Compare the posterior samples to the variational approximation.

pm = m.qb_mean.detach().cpu().numpy()
psd = torch.nn.functional.softplus(m.qb_raw_scale).squeeze().detach().cpu().numpy()

plt.clf()
fig, ax = plt.subplots(1, 2)
fig.set_size_inches(5, 2.5)
ax[0].errorbar(pb_post.mean(axis=0),
               pm,
               xerr=abs(pb_post.mean(axis=0) - np.percentile(pb_post, [5, 95], axis=0)),
               yerr=1.96 * psd, fmt='.', c='k', lw=0, ms=2, elinewidth=0.5)
lim = [-14, -7]
ax[0].plot(lim, lim, lw=1, ls=':', c='r')
ax[0].set_xlim(lim)
ax[0].set_ylim(lim)
ax[0].set_xlabel('PGLMM-NUTS cell group effect')
ax[0].set_ylabel('PGLMM-VI cell group effect')

pm = m.qu_mean.detach().cpu().numpy()
psd = torch.nn.functional.softplus(m.qu_raw_scale).squeeze().detach().cpu().numpy()

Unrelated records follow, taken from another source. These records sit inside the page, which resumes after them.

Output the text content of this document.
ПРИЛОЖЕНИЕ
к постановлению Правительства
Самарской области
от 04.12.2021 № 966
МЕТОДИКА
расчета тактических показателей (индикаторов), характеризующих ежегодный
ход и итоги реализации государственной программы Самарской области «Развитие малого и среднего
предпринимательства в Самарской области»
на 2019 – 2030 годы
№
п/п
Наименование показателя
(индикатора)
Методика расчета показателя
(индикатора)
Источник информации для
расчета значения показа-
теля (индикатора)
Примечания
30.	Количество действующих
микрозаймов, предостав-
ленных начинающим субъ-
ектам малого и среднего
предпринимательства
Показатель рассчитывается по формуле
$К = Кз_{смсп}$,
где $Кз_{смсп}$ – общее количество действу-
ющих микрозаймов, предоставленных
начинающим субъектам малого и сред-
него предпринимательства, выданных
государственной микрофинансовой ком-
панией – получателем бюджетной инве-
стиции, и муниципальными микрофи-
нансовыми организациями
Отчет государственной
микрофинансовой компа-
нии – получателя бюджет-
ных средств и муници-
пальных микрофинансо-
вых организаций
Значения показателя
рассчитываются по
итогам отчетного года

ax[1].errorbar(pu_post.mean(axis=0),
               pm,
               xerr=abs(pu_post.mean(axis=0) - np.percentile(pu_post, [5, 95], axis=0)),
               yerr=1.96 * psd,
               fmt='.', c='k', lw=0, ms=2, elinewidth=0.5)
ax[1].set_xlabel('PGLMM-NUTS donor effect')
ax[1].set_ylabel('PGLMM-VI donor effect')
lim = [-2, 2]
ax[1].plot(lim, lim, lw=1, ls=':', c='r')
ax[1].set_xlim(lim)
ax[1].set_ylim(lim)
fig.tight_layout()

The results suggest that the fully factored variational approximation is not a good approximation to the true posterior.